Authentication Modes: What the Face Is Compared Against
A liveness check proves a live human is present. Authentication comes from what the live face is compared against. OIDC Web supports three modes. The first two are selected purely by the standard OIDC login_hint parameter; the third adds a reference photo pre-loaded through the user-management API:
| Mode | You send | What happens |
|---|---|---|
| Liveness only | No login_hint (or login_hint=face:any) | The user passes a liveness check. Any real, live face passes. The check proves a human is present; it identifies no one. |
| Hosted biometric profile | login_hint=<your stable user identifier> (an email address or opaque ID) | The first time an identifier is seen, the live face is enrolled as that user's biometric profile on iProov's servers.
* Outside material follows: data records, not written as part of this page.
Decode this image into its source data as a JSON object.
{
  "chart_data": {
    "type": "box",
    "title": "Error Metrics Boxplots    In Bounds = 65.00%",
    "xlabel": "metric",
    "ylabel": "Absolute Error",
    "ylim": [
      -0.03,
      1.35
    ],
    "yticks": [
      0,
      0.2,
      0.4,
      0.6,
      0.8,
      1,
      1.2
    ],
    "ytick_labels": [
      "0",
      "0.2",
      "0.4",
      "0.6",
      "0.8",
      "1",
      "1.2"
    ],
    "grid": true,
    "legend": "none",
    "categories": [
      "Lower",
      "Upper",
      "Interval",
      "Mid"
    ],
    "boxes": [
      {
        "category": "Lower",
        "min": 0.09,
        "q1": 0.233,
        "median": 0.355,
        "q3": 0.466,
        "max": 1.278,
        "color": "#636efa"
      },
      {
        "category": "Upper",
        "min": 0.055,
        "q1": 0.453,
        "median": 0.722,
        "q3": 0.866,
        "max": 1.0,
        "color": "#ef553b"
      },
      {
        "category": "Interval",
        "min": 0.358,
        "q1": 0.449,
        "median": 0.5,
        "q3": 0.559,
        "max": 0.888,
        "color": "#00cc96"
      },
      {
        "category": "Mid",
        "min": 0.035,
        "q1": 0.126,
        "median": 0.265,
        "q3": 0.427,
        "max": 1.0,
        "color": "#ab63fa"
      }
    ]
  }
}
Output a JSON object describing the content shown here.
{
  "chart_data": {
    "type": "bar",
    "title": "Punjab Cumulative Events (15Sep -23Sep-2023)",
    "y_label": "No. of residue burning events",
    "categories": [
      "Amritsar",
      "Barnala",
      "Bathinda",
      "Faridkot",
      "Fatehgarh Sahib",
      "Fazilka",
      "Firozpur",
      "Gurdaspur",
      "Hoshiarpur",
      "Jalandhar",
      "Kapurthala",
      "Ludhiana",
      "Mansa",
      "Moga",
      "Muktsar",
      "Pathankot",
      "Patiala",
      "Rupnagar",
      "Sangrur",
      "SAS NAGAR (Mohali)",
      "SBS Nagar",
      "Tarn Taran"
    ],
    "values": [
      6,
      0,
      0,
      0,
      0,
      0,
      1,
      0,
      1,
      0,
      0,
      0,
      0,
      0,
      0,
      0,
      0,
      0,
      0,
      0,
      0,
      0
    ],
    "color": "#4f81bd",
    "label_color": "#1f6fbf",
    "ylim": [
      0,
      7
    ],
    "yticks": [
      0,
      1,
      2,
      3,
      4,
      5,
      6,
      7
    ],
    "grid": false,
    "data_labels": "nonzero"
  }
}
Every subsequent login with the same identifier is a 1:1 verification against that profile: only the same person passes. |
| Reference-photo verification | A login_hint identifier, with the profile pre-created from your photo via the user-management API | You pre-create the user's biometric profile from a trusted reference photo — an ID-document portrait, an HR photo. Every login by that identifier, including the first, is then a 1:1 match against your reference photo. |
Two properties of the hosted-profile mode are worth understanding up front:
- The identifier is yours. OIDC Web never asks the user who they are. Your application asserts the identifier in
login_hint, and the profile it maps to is private to your organization. The same email used by two different customers maps to two unrelated profiles. - Enrollment is automatic on first use — a pattern known as "trust on first use". Some integrations need even the first login verified against a known face. For those, pre-create the profile from a trusted photo using the user-management API. Then even the very first login is a 1:1 verification.
A note on
sub. The ID token's subject identifier is unique per authentication session — never a stable cross-login identifier. Correlate logins through the identifier you supplied inlogin_hint, which is echoed back in the token claims (see What Your Application Receives).